As we go more to non-linear, they don’t need as much content. They don’t launch new things every year. We do still have linear channels, but people are more accepting of repeats on them. People always bought content because they always needed content and slots needed filling. But now, maybe not.

Long-running Smithsonian series Combat Ships

Other than fact ent, what else is in your five-year plan?
We want to grow in the US. I’m not sure what it looks like yet – whether it means an American office, I’m not sure. We have a lot of people working for us there and, with our agent, we aim to grow.
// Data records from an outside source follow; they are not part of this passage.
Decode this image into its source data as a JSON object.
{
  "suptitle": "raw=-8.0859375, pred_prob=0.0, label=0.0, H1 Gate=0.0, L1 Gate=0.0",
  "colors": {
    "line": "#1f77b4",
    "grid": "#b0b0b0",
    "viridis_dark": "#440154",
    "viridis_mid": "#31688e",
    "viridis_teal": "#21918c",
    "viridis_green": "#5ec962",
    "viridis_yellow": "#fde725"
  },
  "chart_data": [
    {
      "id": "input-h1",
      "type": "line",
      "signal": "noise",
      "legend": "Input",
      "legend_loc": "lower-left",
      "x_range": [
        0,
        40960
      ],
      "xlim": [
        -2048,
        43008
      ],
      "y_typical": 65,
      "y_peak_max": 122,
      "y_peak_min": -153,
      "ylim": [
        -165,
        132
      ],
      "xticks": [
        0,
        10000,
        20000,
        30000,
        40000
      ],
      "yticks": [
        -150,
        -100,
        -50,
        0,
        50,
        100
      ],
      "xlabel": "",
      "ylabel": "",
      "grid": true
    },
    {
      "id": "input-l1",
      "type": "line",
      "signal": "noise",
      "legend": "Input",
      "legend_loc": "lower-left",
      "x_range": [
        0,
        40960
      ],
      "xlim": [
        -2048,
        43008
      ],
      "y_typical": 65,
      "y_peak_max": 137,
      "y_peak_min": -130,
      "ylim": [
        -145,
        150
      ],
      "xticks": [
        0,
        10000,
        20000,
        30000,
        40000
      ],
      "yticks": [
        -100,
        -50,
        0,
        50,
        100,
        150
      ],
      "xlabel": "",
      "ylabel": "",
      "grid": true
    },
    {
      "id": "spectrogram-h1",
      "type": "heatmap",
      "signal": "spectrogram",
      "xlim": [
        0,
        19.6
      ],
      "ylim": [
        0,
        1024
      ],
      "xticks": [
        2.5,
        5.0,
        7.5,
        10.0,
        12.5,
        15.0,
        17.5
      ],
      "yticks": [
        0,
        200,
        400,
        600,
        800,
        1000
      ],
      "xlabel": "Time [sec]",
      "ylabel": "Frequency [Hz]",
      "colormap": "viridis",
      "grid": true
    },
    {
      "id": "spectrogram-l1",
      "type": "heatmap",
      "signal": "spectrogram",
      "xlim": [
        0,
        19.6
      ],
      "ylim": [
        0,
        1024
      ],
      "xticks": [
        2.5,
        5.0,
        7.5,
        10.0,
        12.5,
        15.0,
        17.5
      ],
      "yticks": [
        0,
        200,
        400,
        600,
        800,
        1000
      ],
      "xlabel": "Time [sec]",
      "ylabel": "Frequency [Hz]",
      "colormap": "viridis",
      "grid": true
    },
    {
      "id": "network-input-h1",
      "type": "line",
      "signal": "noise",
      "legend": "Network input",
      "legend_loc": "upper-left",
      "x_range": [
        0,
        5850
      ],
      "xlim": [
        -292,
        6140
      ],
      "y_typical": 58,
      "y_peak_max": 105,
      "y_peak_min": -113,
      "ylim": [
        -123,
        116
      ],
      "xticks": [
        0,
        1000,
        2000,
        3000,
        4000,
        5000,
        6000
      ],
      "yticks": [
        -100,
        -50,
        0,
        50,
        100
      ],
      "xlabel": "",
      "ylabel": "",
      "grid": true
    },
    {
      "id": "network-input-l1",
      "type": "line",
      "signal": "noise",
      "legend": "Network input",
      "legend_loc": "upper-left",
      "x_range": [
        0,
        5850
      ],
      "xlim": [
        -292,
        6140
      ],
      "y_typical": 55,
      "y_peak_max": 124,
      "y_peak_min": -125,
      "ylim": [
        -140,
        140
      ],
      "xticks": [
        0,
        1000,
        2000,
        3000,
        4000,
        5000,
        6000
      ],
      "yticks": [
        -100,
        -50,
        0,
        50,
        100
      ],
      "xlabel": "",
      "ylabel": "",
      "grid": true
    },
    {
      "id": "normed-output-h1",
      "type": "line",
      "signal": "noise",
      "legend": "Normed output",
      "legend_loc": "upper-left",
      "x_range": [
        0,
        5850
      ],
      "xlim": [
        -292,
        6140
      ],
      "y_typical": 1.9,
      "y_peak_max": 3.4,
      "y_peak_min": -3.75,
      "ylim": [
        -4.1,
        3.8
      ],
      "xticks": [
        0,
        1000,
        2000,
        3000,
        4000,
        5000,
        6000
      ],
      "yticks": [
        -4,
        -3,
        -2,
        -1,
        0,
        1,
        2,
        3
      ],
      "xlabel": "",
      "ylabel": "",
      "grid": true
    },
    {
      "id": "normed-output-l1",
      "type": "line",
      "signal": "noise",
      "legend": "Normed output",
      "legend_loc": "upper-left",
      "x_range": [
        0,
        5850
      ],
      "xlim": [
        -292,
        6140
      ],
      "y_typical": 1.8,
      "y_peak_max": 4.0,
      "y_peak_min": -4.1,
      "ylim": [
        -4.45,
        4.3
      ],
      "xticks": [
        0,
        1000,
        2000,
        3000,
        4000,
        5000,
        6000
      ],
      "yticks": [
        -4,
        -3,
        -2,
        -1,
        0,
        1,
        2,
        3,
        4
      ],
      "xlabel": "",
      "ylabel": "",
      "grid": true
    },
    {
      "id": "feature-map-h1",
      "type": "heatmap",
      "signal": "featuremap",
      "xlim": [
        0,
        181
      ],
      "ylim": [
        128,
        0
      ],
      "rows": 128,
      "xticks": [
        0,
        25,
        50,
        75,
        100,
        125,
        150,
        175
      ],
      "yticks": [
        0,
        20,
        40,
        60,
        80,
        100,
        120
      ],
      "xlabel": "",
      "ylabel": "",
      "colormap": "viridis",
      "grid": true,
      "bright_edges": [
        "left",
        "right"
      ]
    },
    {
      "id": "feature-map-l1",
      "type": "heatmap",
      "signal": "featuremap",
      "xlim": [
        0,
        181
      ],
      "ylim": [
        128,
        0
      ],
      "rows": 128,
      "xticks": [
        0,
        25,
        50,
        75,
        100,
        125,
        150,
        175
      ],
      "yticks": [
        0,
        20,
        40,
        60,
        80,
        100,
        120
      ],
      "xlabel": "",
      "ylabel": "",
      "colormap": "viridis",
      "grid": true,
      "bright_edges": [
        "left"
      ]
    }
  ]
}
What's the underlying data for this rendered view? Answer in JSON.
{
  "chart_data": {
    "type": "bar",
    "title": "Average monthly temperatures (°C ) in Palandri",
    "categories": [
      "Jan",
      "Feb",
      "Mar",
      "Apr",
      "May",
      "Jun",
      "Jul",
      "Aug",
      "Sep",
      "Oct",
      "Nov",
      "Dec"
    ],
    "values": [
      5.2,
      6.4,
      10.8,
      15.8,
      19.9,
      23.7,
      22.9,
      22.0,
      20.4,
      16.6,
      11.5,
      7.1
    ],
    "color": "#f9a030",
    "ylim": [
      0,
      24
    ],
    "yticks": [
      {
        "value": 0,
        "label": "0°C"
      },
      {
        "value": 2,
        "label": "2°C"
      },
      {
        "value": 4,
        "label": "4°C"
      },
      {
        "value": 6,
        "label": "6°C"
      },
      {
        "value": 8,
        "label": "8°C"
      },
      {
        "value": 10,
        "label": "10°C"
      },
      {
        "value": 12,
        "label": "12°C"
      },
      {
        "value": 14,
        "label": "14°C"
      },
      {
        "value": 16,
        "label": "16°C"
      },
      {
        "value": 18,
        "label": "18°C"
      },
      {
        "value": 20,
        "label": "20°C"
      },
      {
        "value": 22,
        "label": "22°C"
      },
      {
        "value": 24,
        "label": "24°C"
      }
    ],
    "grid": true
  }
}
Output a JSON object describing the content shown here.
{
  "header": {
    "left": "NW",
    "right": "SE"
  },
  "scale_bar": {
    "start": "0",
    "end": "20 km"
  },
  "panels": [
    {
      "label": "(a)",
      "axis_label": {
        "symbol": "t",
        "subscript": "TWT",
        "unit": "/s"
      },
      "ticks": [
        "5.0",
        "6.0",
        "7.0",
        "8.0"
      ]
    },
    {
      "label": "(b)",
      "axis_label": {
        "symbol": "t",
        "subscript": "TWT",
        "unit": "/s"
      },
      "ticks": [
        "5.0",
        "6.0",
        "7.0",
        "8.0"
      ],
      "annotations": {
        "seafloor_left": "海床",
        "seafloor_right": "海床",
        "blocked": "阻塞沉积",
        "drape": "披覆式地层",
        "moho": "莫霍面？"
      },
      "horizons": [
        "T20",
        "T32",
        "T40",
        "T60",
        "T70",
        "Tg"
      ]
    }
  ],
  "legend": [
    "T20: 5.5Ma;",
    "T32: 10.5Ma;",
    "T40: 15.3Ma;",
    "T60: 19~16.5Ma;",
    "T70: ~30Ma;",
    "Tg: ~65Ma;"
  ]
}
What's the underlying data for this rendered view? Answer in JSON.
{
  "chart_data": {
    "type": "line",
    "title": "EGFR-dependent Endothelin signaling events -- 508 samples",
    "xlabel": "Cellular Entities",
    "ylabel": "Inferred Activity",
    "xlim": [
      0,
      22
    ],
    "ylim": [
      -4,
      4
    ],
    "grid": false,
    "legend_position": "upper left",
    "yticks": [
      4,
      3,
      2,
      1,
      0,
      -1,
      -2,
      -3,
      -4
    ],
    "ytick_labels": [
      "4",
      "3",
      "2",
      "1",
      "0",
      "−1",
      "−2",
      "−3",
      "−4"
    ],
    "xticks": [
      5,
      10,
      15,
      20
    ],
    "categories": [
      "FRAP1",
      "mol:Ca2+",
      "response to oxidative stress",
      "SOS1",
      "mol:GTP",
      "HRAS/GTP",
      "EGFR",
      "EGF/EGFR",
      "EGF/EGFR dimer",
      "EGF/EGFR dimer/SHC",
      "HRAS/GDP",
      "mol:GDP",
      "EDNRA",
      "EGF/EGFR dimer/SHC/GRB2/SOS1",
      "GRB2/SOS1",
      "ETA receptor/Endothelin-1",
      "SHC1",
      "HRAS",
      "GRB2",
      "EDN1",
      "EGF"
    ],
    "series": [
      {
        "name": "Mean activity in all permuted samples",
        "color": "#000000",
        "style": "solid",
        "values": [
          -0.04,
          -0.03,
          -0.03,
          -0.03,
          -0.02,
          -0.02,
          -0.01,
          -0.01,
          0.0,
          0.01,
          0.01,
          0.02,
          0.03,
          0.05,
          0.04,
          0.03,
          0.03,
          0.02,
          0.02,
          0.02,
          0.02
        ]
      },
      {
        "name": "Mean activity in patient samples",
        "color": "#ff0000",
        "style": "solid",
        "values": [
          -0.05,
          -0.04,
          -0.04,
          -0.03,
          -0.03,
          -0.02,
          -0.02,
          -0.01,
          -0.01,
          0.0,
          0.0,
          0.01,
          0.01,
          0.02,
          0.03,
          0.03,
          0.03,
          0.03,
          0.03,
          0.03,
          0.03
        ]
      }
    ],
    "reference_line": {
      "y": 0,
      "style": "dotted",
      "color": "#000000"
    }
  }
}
Woodcut International needs to keep growing and increasing the amount we deficit finance. We co-financed £1.5m [US$1.9m] worth of programming in the first three years, which has proven successful, but we want to do more and increase the investment pot. We want to start financing third-party projects and working with other producers. We’re not trying to be the next Abacus Media Rights, but doing a little bit here and there with complementary programming. It’s been a service business to Woodcut Media so far, but we want it to be a business in its own right.

We’re going to put down some roots a little bit more. We’re all working from home and we have people all over the world, which is great, but we want to formalise a more regional base. We want to buy our own house and grow up a bit. In the UK, being regional is a good thing.

And we also want alliances with other companies. I’m not saying we’ll be out there acquiring other companies, but we want to form interesting alliances and partnerships with other companies, gathering together to punch above our weight. Indies have become more friendly to each other since Covid, talking much more than we ever did before. The Association of True Crime Producers could never have happened before Covid – the pandemic enabled us to start sharing our problems and worries.

What big changes do you see in the industry?
Reasons to be optimistic: the market is starting to shift, with people buying and being clear with mandates. Warner Bros Discovery is the best example – they’ve suddenly woken up and are being really clear about what they want.

Reasons to be fearful: I’m not sure they need as much as they did. But this is not necessarily in unscripted – I’d be much more worried if I were in high-end scripted at the moment, because I don’t think anybody will be doing as much of that. Some of the investments made previously have clearly not paid off yet.

In terms of M&A, that will be more of a buyers’ market than a sellers.’ It will be more fire sales and rescue bids than getting a multiple of twelve for your company. Some of the bigger groups will start consolidating their labels; we’ve seen that already from Fremantle, which is starting to fold labels in under one leadership.